La città vecchia è lo spettro della nostra coscienza, la tinozza in cui ogni volta si liberiamo dal rimorso per averla ridotta così. Muore un po’ alla volta. Accade ogni volta che questa città spera di poter riprendere a sognare, ogni volta che in campagna elettorale si lanciano proclami sul patrimonio di pietre e persone che è l’isola per poi non cambiare nulla, ogni volta che qualche candidato dimentica di avere in coalizione o tra le fila dei propri sostenitori qualcuno di quelli che oggi la Guardia di Finanza ha raggiunto con provvedimento cautelare con l’accusa di aver realizzato, in concorso con dirigenti di enti pubblici, ristrutturazioni inesistenti per 725 mila euro.

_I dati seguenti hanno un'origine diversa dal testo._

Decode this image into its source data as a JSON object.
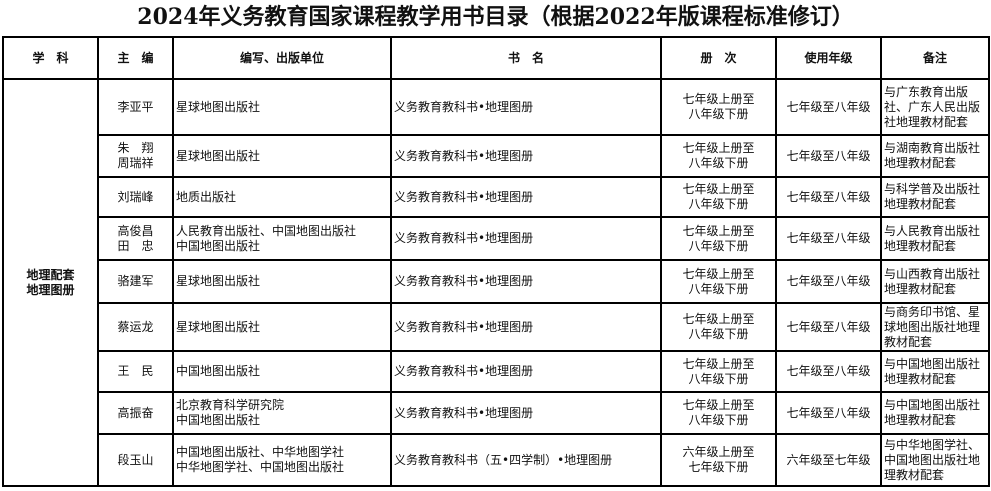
{
  "title": "2024年义务教育国家课程教学用书目录（根据2022年版课程标准修订）",
  "headers": [
    "学　科",
    "主　编",
    "编写、出版单位",
    "书　名",
    "册　次",
    "使用年级",
    "备注"
  ],
  "subject": "地理配套\n地理图册",
  "rows": [
    {
      "editor": "李亚平",
      "publisher": "星球地图出版社",
      "book": "义务教育教科书•地理图册",
      "volumes": "七年级上册至\n八年级下册",
      "grades": "七年级至八年级",
      "note": "与广东教育出版社、广东人民出版社地理教材配套"
    },
    {
      "editor": "朱　翔\n周瑞祥",
      "publisher": "星球地图出版社",
      "book": "义务教育教科书•地理图册",
      "volumes": "七年级上册至\n八年级下册",
      "grades": "七年级至八年级",
      "note": "与湖南教育出版社地理教材配套"
    },
    {
      "editor": "刘瑞峰",
      "publisher": "地质出版社",
      "book": "义务教育教科书•地理图册",
      "volumes": "七年级上册至\n八年级下册",
      "grades": "七年级至八年级",
      "note": "与科学普及出版社地理教材配套"
    },
    {
      "editor": "高俊昌\n田　忠",
      "publisher": "人民教育出版社、中国地图出版社\n中国地图出版社",
      "book": "义务教育教科书•地理图册",
      "volumes": "七年级上册至\n八年级下册",
      "grades": "七年级至八年级",
      "note": "与人民教育出版社地理教材配套"
    },
    {
      "editor": "骆建军",
      "publisher": "星球地图出版社",
      "book": "义务教育教科书•地理图册",
      "volumes": "七年级上册至\n八年级下册",
      "grades": "七年级至八年级",
      "note": "与山西教育出版社地理教材配套"
    },
    {
      "editor": "蔡运龙",
      "publisher": "星球地图出版社",
      "book": "义务教育教科书•地理图册",
      "volumes": "七年级上册至\n八年级下册",
      "grades": "七年级至八年级",
      "note": "与商务印书馆、星球地图出版社地理教材配套"
    },
    {
      "editor": "王　民",
      "publisher": "中国地图出版社",
      "book": "义务教育教科书•地理图册",
      "volumes": "七年级上册至\n八年级下册",
      "grades": "七年级至八年级",
      "note": "与中国地图出版社地理教材配套"
    },
    {
      "editor": "高振奋",
      "publisher": "北京教育科学研究院\n中国地图出版社",
      "book": "义务教育教科书•地理图册",
      "volumes": "七年级上册至\n八年级下册",
      "grades": "七年级至八年级",
      "note": "与中国地图出版社地理教材配套"
    },
    {
      "editor": "段玉山",
      "publisher": "中国地图出版社、中华地图学社\n中华地图学社、中国地图出版社",
      "book": "义务教育教科书（五•四学制）•地理图册",
      "volumes": "六年级上册至\n七年级下册",
      "grades": "六年级至七年级",
      "note": "与中华地图学社、中国地图出版社地理教材配套"
    }
  ]
}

Questa è la vergogna più grande che fa affondare nelle sabbie nobili dei “soliti noti” ogni buon proposito sul futuro di questa città e offende una categoria, quella dei lavoratori edili, che strozzati ormai da troppi anni dalla crisi non vede l’ora invece di realizzarle davvero quelle ristrutturazioni o quelle opere di messa in sicurezza che salverebbero loro, le loro famiglie, e un pezzo importante del valore di questa terra. Dal 2008 al 2014 a Taranto si sono persi 5mila posti di lavoro e 700 addetti sono usciti dal ciclo produttivo dell’ILVA, e l’illegalità e le corruttele rischiano di farci precipitare ancora di più nel baratro della crisi.
Da segretario generale della FILLEA CGIL, sento il dovere di condannare pubblicamente queste pratiche, e chiedere un decisivo cambio di rotta nell’amministrazione pubblica che verrà, cominciando da un più pressante lavoro di legalità e trasparenza così come auspicato nel Protocollo di legalità che chiediamo ancora una volta al Prefetto di voler indicare come mappa d’azione delle prossime settimane.